Last week, on my way to a conference, I found myself sitting next to an owner-managing director of a publicly listed textile company on a flight. As we got chatting, he told me about how he had bought a distressed asset and helped to turn it around into a valuable, mid-sized enterprise that supplied value-added fabric to some of the leading retail brands in the world. One of the largest conglomerates in India recently picked up a stake in his firm. Many of the private equity funds were lining up to offer him growth capital. Clearly, his emerging business had found its sweet spot.
So what made him successful? Among his biggest skills, he said, was the ability to spot talent. And he went on to share a couple of stories to illustrate the point. One day, a young sales executive arrived at his doorstep to defuse a major crisis caused by an errant leading windmill maker. The entrepreneur was simply livid with the lack of responsiveness till date and let the young man have it. Yet there was nothing that could shake the salesman's unflappable manner.
The entrepreneur was so impressed with the young man's equanimity that he made him a job offer. It was pure instinct, but it worked splendidly and the young man went on to become his best salesman. In the three years that the executive spent at his firm, he did exceedingly well, and ended up trebling his salary. One fine day, he got another job offer that gave him a huge raise that simply couldn't be matched.
"Talent will be the single most important determinant of our success," he told me. Among all the things he had studied at business school back in the 1980s, he said he regretted that he hadn't placed more importance on people management.
I've met many first-generation entrepreneurs like him who face the same dilemma. They have a clear, burning ambition to seize the future. They instinctively realise the value of attracting and grooming talent. So much so that some of them say they end up spending as much as 30 per cent of their time looking for high-performing talent.
Sadly, when it comes to managing that talent, management thought and action hasn't come to the rescue of entrepreneurial ventures like his.
Most of what we know about talent management is based on our understanding of big corporations. Of late, while there may be some sprinkling of experiential learning on the internet, none of it is what you'd call evidence-based management literature.
So if our entrepreneur went back to business school today, it is unlikely that he'd emerge any wiser than he already is. The practice of leading and managing people has, for the most part, remained hidebound and the toolkit quite rusty.
Think about it. We still refer to people as resources, as if we had the option to "exploit" them, like land or capital, rather than treat them as human beings. That's industrial-era thinking that simply hasn't kept pace with the times. Ironically, that short-term thinking regularly creeps into the behaviour of many of our role model global corporations. They're ever willing to get rid of people, even those who've worked with them for a decade or more, on the altar of shareholder value, all to satisfy the impulses of a transient trader-investor, who is quite likely to quit the stock at the next opportunity.
Sustainable businesses don't see their people as objects or resources. And entrepreneurial businesses certainly can't.

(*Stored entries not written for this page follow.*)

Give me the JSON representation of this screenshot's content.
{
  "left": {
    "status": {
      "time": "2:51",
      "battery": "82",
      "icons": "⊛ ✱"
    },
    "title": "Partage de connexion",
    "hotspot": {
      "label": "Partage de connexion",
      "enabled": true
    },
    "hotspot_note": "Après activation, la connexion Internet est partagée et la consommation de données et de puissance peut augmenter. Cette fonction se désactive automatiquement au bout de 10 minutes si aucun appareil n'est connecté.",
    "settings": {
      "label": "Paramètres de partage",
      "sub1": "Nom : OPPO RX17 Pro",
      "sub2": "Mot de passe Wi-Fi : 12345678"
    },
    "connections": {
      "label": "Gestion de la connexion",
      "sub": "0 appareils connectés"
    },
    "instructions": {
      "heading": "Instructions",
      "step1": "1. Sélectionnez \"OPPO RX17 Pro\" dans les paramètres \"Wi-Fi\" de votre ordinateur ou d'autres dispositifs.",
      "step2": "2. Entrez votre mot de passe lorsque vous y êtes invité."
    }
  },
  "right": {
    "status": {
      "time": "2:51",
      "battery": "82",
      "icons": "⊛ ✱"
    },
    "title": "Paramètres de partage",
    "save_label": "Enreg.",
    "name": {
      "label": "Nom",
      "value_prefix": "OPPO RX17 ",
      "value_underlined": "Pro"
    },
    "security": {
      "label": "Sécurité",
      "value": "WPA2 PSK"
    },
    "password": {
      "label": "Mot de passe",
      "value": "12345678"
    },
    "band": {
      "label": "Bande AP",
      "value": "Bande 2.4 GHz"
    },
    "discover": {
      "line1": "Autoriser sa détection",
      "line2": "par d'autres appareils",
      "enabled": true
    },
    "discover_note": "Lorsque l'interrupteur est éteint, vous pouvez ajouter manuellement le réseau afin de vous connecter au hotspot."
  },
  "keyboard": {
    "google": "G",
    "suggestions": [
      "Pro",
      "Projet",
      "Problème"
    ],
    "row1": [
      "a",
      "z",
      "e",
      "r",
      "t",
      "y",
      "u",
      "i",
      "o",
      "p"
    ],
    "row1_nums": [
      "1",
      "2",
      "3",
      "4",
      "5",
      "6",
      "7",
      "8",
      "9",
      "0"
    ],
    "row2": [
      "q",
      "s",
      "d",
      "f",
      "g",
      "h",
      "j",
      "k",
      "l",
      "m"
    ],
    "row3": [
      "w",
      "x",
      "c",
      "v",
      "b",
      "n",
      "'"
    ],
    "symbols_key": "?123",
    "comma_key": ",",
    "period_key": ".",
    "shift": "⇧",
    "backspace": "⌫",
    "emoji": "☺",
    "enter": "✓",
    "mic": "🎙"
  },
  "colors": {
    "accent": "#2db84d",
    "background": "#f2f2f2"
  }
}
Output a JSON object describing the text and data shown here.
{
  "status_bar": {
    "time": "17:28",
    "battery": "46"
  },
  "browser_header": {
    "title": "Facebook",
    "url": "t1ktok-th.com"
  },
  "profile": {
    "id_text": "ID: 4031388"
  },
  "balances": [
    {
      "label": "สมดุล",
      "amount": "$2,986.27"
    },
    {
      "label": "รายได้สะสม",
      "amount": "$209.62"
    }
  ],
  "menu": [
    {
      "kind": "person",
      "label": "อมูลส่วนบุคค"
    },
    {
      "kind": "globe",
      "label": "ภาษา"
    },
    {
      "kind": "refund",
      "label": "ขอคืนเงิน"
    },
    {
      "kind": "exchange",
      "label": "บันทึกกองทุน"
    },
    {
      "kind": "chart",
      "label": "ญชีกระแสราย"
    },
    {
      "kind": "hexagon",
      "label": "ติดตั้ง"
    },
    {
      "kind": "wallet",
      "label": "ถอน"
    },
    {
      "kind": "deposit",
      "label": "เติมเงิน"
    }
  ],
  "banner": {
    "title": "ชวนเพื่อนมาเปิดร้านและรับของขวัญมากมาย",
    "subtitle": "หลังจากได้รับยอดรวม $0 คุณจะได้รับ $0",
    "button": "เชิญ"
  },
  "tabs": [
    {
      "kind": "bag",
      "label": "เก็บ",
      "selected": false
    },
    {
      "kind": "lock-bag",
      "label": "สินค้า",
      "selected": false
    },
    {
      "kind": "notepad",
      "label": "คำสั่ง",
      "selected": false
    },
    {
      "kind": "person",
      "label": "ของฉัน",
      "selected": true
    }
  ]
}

There are many stark examples of such industrial-era mindsets, but none more than the bell-curve phenomenon. By now, there is enough management research to tell us that using a bell curve to grade the performance of people and to use that to let go of the bottom five per cent is dangerously flawed. So much so that many of these "role model" firms like GE and Microsoft have publicly admitted that the practice destroyed the sharing or collaborative culture inside the firm. Basically, they found that no one wanted to be rated lower than their peer and would do anything to stay ahead on the bell curve, lest their jobs be at stake. In such low-trust cultures, the biggest casualty is any kind of risk-taking behaviour. And innovation, that's the so-called lifeblood of entrepreneurship, tends to suffer.
But many enterprises mindlessly plough on with such practices, without much thought or application of mind.

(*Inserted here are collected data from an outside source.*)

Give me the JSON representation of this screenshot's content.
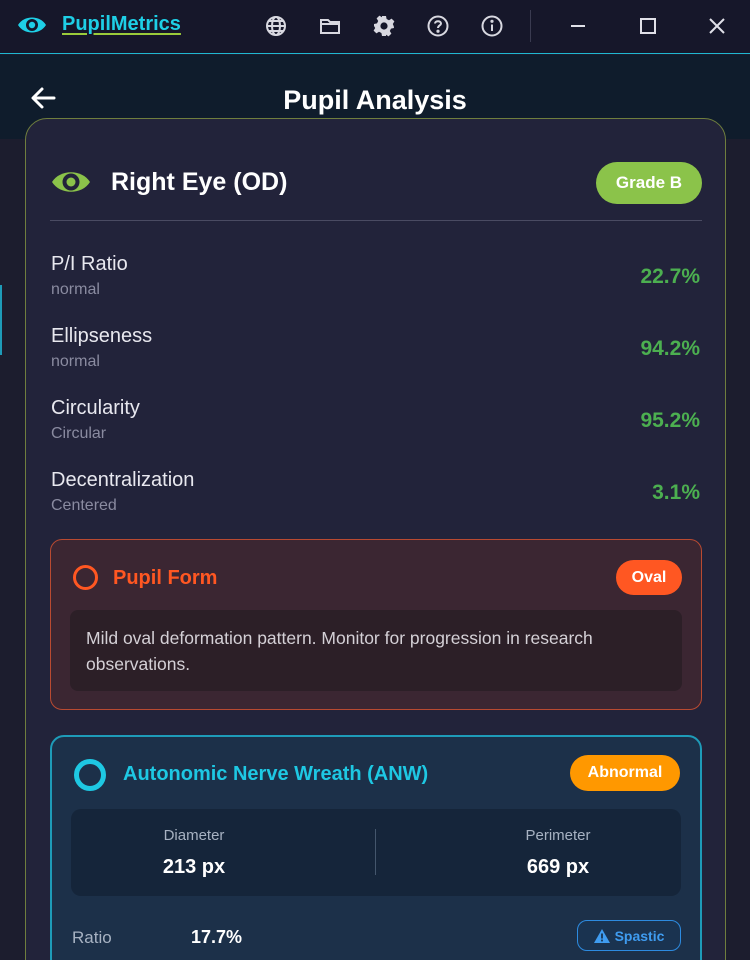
{
  "window": {
    "app_name": "PupilMetrics",
    "toolbar_icons": [
      "globe-icon",
      "folder-icon",
      "gear-icon",
      "help-icon",
      "info-icon"
    ],
    "controls": [
      "minimize",
      "maximize",
      "close"
    ]
  },
  "header": {
    "title": "Pupil Analysis"
  },
  "card": {
    "title": "Right Eye (OD)",
    "grade": "Grade B",
    "metrics": [
      {
        "name": "P/I Ratio",
        "status": "normal",
        "value": "22.7%"
      },
      {
        "name": "Ellipseness",
        "status": "normal",
        "value": "94.2%"
      },
      {
        "name": "Circularity",
        "status": "Circular",
        "value": "95.2%"
      },
      {
        "name": "Decentralization",
        "status": "Centered",
        "value": "3.1%"
      }
    ],
    "pupil_form": {
      "title": "Pupil Form",
      "badge": "Oval",
      "description": "Mild oval deformation pattern. Monitor for progression in research observations."
    },
    "anw": {
      "title": "Autonomic Nerve Wreath (ANW)",
      "badge": "Abnormal",
      "diameter_label": "Diameter",
      "diameter_value": "213 px",
      "perimeter_label": "Perimeter",
      "perimeter_value": "669 px",
      "ratio_label": "Ratio",
      "ratio_value": "17.7%",
      "type_badge": "Spastic"
    }
  },
  "colors": {
    "accent": "#1ecfe6",
    "grade": "#8bc34a",
    "good_value": "#4caf50",
    "warning": "#ff5722",
    "abnormal": "#ff9800",
    "spastic": "#3f9cf0"
  }
}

Although far less pernicious, annual enterprise-wide employee surveys are another industrial-era relic. Human-resources folks love to rely on them to justify that everything inside is hunky-dory. And some of them know exactly how to game the system to appear on top of industry-wide workplace surveys, even when every employee knows exactly what the reality is inside.
The transparency and openness brought in by social media and the internet is gradually pushing out such hypocrisy. On the Glassdoor website, companies and their managements get reviewed through the untamed, anonymous voices of current and former employees. Glassdoor makes efforts to verify this feedback. And the site even has its own version of Employees' Choice Awards. And guess what? After ignoring Glassdoor initially, companies and their chief executives are now getting wiser: they are now actively monitoring the data and adding it to their dashboard, perhaps as a more authentic measure of their true state than even those hoary employee surveys.
There are also new tools like 15Five that allow supervisors to listen to their employees on a more regular basis, without the elaborate charade and paraphernalia of an annual employee survey. This way, it creates more room for creative collaborations. And even early warning signs might surface sooner. After all, as my airline co-passenger discovered, entrepreneurial leaders can ill afford to have bad news travel slowly upwards.